- Film poster
- Directed by: Léonide Moguy
- Written by: Oreste Biancoli Sara Gasco Domenico Meccoli Léonide Moguy Giorgio Prosperi
- Produced by: Isidoro Broggi
- Starring: Pier Angeli Aldo Silvani Anna Maria Ferrero
- Cinematography: G.R. Aldo
- Edited by: Lionello Massobrio
- Music by: Franco Mannino
- Production company: Excelsa Film
- Distributed by: Minerva Film
- Release date: 24 January 1951;
- Running time: 115 minutes
- Country: Italy
- Language: Italian

= Tomorrow Is Another Day (1951 Italian film) =

Tomorrow Is Another Day (Domani è un altro giorno) is a 1951 Italian melodrama film directed by Léonide Moguy and starring Pier Angeli, Aldo Silvani and Anna Maria Ferrero. It was produced as a follow-up to the hit film Tomorrow Is Too Late also directed by Moguy and starring Angeli in her screen debut. Afterwards Angeli moved to Hollywood as a contract star of MGM.

== Plot ==
While she was contemplating committing suicide by drowning, a young woman is stopped by a doctor whose job, all night long, is to save people who try to commit suicide. Insistently, the doctor convinces the girl to follow him around her.

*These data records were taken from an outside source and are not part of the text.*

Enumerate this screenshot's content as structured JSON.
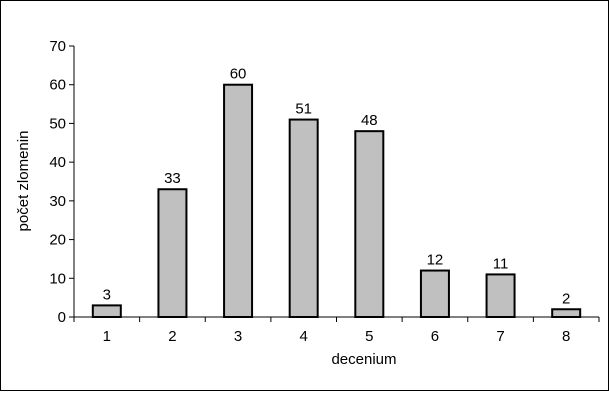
{
  "chart_data": {
    "type": "bar",
    "categories": [
      "1",
      "2",
      "3",
      "4",
      "5",
      "6",
      "7",
      "8"
    ],
    "values": [
      3,
      33,
      60,
      51,
      48,
      12,
      11,
      2
    ],
    "data_labels": [
      "3",
      "33",
      "60",
      "51",
      "48",
      "12",
      "11",
      "2"
    ],
    "yticks": [
      "0",
      "10",
      "20",
      "30",
      "40",
      "50",
      "60",
      "70"
    ],
    "xlabel": "decenium",
    "ylabel": "počet zlomenin",
    "ylim": [
      0,
      70
    ],
    "grid": false,
    "legend": false,
    "bar_color": "#c0c0c0",
    "bar_edge_color": "#000000"
  }
}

Once they arrive at the hospital, the two listen to the story of a girl who, left alone, had been exploited by a man who initially showed himself good but who later turned out to be unscrupulous. The girl had tried to kill herself but was saved while her exploiter was arrested; repentant of her previous gesture, the girl repeats «I want to live, I want to live».

Another girl tells her story at home: after becoming pregnant with a young man who did not love her, she refused the abortion and decided to raise the child alone but her mother, fearing a scandal, had stolen the newborn. The young woman then took some pills, but when she woke up she found her son next to her.

After hearing other stories as well, the young woman she wanted to drown herself realizes that she has to live her life to the fullest. The title derives in fact from the popular expression, which indicates that tomorrow always holds a new dawn.

==Cast==
- Pier Angeli as Luisa
- Aldo Silvani as Medico dell'ambulanza
- Anna Maria Ferrero as Giulia
- Laura Gore as Linda
- Arnoldo Foà as Cesare
- Rossana Podestà as Stefania
- Olga Solbelli as Madre di Giulia
- Roberto Risso as Paolo
- Franca Tamantini as Lola
- Mario Riva as Pasquale
- Rina De Liguoro as Rosa
- Bianca Doria
- Giovanna Galletti as Madre di Luisa
- Attilio Torelli
- Giulio Battiferri
- Giuseppe Chinnici as Commissario di polizia
- Charlie Beal as Il pianista alla festa nella villa
- Liana Billi as Madre del macellaio
- Bianca Maria Cerasoli
- Renato Marozzi as Ragioniere Bertolozzi
- Nadia Niver as Una giovane madre
- Teresa Pollio
- Leonello Ponti
- Lina Rossoni as Ostetrica
- Lamberti Sorrentino as Giornalista
- Amedeo Trilli as Mecellaio

== Bibliography ==
- Chiti, Roberto & Poppi, Roberto. Dizionario del cinema italiano: Dal 1945 al 1959. Gremese Editore, 1991.
- Moliterno, Gino. Historical Dictionary of Italian Cinema. Scarecrow Press, 2008.